Сижу, нахохлившись, а Денис общается с моей мамой через – ну, конечно же! – домофон. Разумеется, она не позволила ему войти внутрь. Более того, я не таю надежд, что они поговорят, и на маму снизойдет озарение.
Обидно до слез, но сдерживаюсь.
Так, надо заняться чем-нибудь полезным. Например, выбрать приличную гостиницу. Всё, что я знаю про отели нашего города, так это то, что в них лучше спать полностью одетыми и желательно на своем постельным белье.
Костров возвращается, откидывается на водительском сидении. Пальцы его барабанят по рулю, а на губах появляется усмешка.
– А у тебя властная мама.
– Ты нашел интересный синоним к слову «деспотичная», – я тычу Денису под нос телефоном с выбранным номером. – Устроит?

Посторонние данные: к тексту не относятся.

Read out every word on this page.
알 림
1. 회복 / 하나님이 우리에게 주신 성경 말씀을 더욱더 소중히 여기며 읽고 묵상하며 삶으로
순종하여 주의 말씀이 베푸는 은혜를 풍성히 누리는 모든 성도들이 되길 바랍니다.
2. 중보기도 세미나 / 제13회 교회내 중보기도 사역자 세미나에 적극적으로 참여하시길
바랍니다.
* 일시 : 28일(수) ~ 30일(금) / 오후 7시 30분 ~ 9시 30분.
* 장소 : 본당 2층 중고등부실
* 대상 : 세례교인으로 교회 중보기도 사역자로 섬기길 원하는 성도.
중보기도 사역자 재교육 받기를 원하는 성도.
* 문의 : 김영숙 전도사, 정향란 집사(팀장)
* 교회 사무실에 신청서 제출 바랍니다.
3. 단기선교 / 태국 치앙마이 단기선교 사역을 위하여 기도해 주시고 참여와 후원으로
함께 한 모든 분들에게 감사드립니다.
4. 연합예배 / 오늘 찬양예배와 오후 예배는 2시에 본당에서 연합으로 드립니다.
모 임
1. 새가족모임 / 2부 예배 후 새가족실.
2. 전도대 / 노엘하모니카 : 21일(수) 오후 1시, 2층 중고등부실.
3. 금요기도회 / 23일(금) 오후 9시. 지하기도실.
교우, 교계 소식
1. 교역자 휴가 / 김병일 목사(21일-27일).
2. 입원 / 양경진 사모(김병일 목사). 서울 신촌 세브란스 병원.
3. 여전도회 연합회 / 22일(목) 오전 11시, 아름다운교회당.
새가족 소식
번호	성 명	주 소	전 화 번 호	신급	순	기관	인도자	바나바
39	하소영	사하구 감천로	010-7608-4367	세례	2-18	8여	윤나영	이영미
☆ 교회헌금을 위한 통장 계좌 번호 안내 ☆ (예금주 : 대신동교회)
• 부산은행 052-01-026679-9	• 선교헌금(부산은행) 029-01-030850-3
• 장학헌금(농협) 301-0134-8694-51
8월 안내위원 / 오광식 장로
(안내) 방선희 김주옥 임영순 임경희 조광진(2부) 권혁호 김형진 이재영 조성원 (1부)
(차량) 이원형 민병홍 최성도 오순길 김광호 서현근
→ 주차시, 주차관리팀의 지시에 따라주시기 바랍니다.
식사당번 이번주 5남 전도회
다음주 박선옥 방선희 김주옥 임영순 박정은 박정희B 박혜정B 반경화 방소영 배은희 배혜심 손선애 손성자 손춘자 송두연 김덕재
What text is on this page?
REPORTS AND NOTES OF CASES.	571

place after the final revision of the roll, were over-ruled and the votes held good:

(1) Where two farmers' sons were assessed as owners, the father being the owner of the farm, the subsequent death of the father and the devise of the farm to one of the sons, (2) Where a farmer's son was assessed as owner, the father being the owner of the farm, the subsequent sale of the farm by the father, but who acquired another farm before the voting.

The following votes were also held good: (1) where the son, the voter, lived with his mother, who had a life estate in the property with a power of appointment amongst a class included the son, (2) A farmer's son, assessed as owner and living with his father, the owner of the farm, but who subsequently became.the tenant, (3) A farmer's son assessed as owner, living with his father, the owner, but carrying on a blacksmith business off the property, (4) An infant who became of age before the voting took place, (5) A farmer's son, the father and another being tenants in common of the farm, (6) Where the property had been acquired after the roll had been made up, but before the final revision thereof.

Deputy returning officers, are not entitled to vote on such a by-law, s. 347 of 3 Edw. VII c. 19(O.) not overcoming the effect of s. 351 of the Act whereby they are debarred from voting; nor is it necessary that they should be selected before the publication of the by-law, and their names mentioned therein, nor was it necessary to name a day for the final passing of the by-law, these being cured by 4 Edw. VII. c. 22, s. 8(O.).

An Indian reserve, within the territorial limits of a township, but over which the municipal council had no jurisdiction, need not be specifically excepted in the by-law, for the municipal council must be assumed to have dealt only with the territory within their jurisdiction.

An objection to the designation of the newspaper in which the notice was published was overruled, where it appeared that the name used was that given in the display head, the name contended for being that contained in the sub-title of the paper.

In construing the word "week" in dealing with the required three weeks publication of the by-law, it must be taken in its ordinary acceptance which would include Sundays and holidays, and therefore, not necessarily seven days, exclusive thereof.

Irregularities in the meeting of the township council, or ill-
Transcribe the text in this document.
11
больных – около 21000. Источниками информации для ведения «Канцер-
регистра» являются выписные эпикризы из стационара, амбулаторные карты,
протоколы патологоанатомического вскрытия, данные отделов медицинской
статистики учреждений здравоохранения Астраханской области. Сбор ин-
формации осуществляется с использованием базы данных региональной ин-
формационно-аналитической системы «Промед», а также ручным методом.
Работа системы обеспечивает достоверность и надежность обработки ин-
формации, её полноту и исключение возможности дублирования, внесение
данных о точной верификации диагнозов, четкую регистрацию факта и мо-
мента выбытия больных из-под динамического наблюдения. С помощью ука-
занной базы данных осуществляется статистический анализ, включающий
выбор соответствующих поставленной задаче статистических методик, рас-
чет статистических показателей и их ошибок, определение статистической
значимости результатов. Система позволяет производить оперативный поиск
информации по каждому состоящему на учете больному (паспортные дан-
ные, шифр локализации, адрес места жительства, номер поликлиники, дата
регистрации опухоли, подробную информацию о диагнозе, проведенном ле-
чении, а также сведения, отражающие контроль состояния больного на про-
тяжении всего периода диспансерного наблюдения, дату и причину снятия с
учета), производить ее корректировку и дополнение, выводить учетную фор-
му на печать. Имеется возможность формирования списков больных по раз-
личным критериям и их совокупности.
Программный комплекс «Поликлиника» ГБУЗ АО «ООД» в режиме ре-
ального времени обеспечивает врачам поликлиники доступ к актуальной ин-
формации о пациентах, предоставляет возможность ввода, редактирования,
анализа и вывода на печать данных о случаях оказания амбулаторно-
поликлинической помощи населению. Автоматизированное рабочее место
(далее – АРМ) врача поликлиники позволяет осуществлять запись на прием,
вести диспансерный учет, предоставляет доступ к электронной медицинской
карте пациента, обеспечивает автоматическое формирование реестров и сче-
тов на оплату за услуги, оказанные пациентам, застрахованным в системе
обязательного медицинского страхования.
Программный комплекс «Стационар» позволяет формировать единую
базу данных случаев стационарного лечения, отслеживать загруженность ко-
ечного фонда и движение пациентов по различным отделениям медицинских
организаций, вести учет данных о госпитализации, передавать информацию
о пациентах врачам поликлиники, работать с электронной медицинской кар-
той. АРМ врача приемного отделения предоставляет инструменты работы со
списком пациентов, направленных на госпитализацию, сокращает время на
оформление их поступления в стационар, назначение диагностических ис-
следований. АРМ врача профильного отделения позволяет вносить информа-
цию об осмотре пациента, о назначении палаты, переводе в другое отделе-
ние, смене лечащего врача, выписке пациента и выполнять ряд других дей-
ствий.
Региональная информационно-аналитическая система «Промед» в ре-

– Да, вполне, – даже не смотрит. – Куда ехать?
Отель оказывается сносным, даже без видимых тараканов и – надеюсь – без клопов. Впрочем, мы так измотались от долгой дороги, что рушимся на кровать, особо не разглядывая обстановку.
Я просыпаюсь в пять утра, потягиваюсь, хрустнув всеми позвонками разом. Матрас, конечно, великолепный. В меня впивались все пружины по очереди.
Впрочем, не худшее место. Чистенько, аккуратно, окна выходят на городской парк, за которым, правда, на пригорке возвышается кладбище. Но, кроме белокаменной часовни, ничего отсюда не видно.
Если по-честному, меня только сейчас накрывает настоящим опустошением. Вчера слишком устала, чтобы лелеять в себе обиду и злость. Но чертовски неприятно, когда родная мать из-за своих дурацких принципов готова на то, чтоб дочь спала незнамо где. А если мы бедные студенты, и у нас нет денег на гостиницу?